While this paper is technically impressive I believe it is of marginal interest for the community. It should be an editorial decision whether SciPost would like to publish papers of this type.

### Requested changes

1 The authors should add Conclusions and outlook.

It appears that the referee has not fully perceived the motivations and main results of our work. We have chosen not to include a conclusion because the paper is indeed rather technical and very long, and instead opted for a review of our main results in Section 2, after some putting them into context. We now see that the introduction of Section 2 fails to clearly state that this section reviews the main results of the paper, which are then derived and explained in more detail in later sections.

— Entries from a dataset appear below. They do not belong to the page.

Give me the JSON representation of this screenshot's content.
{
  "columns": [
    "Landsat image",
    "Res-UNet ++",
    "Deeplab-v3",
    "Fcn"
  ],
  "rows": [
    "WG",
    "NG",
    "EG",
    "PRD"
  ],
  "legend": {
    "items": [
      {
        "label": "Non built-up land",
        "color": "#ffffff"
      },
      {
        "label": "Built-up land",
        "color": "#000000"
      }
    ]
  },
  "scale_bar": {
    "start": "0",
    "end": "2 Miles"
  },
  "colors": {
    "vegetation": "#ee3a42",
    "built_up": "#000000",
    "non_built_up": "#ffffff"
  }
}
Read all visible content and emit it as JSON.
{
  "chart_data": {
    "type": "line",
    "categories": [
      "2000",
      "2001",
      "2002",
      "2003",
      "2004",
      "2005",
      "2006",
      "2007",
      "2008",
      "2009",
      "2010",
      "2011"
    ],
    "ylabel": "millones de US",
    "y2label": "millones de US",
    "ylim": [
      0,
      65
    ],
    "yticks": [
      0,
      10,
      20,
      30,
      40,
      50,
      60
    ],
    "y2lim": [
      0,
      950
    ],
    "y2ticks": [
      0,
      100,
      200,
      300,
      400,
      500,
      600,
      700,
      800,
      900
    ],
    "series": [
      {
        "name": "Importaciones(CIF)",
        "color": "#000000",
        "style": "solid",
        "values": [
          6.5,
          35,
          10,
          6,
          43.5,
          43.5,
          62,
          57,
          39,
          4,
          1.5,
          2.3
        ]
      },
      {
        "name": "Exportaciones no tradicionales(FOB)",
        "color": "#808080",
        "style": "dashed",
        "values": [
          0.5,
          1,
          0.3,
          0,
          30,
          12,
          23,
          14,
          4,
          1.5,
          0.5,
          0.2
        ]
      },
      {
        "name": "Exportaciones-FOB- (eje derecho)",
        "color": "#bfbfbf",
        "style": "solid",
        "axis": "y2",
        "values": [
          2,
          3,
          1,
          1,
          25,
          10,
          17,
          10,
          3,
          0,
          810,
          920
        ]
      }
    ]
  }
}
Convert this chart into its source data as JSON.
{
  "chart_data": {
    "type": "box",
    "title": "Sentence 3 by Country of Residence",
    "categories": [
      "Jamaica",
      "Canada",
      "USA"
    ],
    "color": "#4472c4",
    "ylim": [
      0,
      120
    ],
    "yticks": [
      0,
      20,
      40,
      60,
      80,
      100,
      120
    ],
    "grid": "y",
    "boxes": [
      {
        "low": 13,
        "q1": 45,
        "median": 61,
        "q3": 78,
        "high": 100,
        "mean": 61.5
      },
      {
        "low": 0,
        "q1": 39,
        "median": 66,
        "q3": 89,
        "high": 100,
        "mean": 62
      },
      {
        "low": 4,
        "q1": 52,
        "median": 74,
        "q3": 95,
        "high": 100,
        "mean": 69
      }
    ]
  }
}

To address the referee's question "why do we care", it may be helpful to summarize again our main achievements: as explained in Section 2.3,

we determine the exact value of a particular six-derivative coupling in the low energy effective action, which is related by supersymmetry to all other couplings at the same order in the derivative expansion. Along with the four-derivative coupling derived in our previous work SciPost Phys. 3 (2017) no.1, 008, it therefore determines the complete low energy effective action up to six derivatives for this class of string theory vacua. Admittedly, these string vacua are not relevant for phenomenology, but they serve as a very useful testing ground for a quantitative understanding of black hole micro-physics and holography. In particular, BPS indices relevant for supersymmetric black holes are fully captured by the type of protected coupling considered in our work. As explained in section 2.2, equation (2.14) provides the helicity supertrace counting 1/4 BPS black holes states for arbitrary primitive charges in CHL models, which were previously known only for electromagnetic charges in certain non-generic orbits of the U-duality group. We believe that this type of quantitative information is very valuable and justifies the effort reported in this paper. We shall be glad to improve our manuscript to make it easier for the reader to navigate through the profusion of technical details and appreciate the main new physics points.